Sam felt lonely. There was nothing military
about the station and no uniform in sight. He no longer wore a uniform
himself, and the landscape was painfully civilian. Finally the horses
started and the 'bus moved slowly up the road. Sam was impatient. His
fellow countrymen were risking their lives thousands of miles away, and
here he was, creeping along a country road in the disguise of a private
citizen, far away from the post of duty and danger. He looked with
disgust at the plowmen in the fields busily engaged in preparing the
soil for next year's grain.
"What a mean, poor-spirited lot," he thought. "Here they are, following
their wretched plows without a thought of the brave soldiers who are
defending their country and themselves so many leagues away.
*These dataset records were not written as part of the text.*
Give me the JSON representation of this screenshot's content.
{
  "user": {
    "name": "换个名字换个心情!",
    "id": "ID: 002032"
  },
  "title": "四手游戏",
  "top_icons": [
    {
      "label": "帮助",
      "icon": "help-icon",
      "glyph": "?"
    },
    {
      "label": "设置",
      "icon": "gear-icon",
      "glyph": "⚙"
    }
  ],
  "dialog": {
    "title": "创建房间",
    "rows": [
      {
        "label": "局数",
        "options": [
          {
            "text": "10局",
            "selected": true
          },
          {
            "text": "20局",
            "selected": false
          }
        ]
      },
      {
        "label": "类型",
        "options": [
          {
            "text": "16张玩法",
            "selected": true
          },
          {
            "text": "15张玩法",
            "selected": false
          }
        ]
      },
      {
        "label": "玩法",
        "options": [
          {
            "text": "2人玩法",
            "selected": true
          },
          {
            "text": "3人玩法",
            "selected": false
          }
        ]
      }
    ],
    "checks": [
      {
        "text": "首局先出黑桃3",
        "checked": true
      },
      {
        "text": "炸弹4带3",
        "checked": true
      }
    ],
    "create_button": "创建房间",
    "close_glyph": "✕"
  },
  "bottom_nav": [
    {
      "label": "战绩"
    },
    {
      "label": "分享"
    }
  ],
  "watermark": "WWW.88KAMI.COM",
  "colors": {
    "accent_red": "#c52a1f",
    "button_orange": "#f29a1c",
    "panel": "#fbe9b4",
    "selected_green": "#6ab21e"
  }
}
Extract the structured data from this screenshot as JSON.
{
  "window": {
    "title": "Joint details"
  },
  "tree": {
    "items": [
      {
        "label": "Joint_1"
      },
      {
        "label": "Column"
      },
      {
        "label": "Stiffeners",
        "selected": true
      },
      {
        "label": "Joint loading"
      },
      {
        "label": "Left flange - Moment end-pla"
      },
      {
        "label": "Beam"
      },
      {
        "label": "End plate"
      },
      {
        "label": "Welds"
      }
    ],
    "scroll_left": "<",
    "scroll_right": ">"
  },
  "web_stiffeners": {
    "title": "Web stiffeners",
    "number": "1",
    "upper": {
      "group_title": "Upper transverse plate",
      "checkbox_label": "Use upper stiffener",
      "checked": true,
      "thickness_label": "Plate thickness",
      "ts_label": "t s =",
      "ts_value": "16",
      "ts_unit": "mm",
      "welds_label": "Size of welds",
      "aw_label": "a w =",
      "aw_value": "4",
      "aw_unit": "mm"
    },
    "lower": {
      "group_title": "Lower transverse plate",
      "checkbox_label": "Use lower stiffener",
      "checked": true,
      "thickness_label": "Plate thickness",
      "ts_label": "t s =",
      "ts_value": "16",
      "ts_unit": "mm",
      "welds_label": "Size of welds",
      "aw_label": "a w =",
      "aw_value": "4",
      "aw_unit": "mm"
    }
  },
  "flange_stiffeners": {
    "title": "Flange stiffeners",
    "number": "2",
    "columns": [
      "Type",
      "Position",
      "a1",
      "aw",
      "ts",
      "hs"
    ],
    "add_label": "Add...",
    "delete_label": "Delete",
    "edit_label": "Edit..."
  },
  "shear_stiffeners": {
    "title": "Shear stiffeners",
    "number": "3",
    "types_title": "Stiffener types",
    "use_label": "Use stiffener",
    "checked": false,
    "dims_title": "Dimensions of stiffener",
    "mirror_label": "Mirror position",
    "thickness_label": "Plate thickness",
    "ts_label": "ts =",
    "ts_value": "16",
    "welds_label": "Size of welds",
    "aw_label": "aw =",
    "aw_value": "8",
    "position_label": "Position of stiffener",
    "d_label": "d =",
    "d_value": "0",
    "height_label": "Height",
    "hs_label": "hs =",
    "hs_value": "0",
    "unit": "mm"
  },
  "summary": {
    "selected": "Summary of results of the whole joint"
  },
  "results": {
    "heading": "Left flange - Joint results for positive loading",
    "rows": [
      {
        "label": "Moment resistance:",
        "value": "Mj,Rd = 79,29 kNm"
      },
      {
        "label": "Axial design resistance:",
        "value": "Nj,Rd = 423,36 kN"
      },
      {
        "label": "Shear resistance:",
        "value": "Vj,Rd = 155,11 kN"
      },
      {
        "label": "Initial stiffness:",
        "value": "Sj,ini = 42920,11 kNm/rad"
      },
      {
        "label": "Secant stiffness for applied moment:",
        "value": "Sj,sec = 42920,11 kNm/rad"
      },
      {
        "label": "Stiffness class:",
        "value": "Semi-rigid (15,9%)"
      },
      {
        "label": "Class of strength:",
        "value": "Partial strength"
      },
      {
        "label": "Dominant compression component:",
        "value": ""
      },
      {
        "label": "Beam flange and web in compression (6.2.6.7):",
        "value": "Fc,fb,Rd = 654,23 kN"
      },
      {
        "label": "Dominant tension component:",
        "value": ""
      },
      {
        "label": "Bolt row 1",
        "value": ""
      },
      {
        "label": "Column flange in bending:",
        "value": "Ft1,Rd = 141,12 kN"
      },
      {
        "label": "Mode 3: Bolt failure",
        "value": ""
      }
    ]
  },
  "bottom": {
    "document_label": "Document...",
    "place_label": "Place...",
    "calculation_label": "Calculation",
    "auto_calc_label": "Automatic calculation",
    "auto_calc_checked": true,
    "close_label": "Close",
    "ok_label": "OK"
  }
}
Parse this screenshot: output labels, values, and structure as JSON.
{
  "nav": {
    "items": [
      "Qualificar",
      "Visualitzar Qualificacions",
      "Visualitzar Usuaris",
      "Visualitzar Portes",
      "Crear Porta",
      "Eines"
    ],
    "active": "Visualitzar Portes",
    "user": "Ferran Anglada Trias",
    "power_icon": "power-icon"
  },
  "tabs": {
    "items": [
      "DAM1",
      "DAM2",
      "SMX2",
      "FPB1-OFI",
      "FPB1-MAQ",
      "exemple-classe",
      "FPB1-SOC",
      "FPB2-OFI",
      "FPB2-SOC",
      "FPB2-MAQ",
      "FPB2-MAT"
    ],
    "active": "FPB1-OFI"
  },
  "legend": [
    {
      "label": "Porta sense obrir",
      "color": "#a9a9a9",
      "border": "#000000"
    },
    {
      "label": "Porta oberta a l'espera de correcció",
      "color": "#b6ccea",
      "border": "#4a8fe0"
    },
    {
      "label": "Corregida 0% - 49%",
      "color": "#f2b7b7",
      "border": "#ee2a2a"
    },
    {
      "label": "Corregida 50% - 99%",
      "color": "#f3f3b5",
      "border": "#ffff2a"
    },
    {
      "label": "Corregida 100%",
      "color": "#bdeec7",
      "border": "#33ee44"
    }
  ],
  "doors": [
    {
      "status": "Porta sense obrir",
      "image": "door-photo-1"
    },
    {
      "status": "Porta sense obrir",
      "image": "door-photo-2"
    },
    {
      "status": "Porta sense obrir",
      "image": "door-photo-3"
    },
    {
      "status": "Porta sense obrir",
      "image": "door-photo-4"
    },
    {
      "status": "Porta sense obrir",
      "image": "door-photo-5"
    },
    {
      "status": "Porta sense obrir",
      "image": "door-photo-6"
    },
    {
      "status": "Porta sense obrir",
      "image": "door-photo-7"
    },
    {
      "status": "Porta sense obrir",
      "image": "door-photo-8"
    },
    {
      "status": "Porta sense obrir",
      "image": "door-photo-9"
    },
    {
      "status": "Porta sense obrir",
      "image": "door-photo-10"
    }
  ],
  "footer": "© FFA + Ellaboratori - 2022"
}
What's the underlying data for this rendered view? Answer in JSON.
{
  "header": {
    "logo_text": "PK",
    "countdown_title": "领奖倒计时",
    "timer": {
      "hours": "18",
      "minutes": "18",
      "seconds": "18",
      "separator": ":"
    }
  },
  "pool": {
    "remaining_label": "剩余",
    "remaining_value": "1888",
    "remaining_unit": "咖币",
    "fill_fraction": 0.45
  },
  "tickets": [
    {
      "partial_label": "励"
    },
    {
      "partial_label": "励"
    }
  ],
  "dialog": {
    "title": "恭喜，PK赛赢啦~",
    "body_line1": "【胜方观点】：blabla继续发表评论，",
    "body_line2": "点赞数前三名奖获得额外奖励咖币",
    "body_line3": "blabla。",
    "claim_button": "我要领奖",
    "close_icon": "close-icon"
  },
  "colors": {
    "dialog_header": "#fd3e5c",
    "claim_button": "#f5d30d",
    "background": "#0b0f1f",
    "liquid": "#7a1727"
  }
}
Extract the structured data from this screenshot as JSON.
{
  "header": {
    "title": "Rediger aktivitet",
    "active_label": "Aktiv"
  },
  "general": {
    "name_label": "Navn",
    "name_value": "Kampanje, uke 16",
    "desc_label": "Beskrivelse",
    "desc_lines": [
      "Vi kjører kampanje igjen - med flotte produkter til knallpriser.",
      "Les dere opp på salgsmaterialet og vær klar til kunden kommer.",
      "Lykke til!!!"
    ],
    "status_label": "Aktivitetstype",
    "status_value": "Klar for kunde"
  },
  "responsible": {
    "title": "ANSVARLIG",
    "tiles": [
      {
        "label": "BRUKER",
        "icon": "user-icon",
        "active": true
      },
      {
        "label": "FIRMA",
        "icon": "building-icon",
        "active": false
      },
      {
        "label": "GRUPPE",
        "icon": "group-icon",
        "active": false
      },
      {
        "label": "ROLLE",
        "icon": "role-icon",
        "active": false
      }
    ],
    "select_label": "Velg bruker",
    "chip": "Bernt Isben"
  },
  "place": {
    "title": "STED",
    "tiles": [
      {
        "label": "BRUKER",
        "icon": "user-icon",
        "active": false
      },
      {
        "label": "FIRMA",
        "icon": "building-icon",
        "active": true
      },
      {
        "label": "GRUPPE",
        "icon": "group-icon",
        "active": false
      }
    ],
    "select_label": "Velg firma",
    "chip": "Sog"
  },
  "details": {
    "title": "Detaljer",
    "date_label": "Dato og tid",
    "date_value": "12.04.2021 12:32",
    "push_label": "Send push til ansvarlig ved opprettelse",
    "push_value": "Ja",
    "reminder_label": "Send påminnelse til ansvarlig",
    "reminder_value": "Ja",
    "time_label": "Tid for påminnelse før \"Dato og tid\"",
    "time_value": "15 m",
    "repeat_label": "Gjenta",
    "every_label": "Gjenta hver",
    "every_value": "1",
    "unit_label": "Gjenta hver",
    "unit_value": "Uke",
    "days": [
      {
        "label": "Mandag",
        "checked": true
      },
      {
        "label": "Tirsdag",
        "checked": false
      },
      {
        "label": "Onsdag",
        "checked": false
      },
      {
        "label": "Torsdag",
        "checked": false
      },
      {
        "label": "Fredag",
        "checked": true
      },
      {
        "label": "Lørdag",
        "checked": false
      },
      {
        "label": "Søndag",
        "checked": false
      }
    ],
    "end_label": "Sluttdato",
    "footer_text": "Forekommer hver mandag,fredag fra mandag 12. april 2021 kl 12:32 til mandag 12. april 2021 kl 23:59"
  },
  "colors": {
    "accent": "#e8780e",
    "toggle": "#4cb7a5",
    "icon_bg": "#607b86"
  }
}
It is the
soldier, suffering from hunger and fever and falling on the battlefield
in the agony of death, who makes it possible for these fellows to spend
their days in pleasant exercise in the fields. The soldier bears
civilization on his back, he supports all the rest, he is the pedestal
which bears without complaint the civilian as an idle ornament. The
soldier, in short, is the real man, the only perfect product of
creation."
And his heart was filled with thankfulness that he had selected the
career of a soldier and that there never could be any doubt of his
usefulness to the world. The only other occupants of the omnibus were
two men--one of them a commercial traveler, and the other an aged
resident of Slowburgh who had been at the county town for the day, as
Sam gathered from their conversation.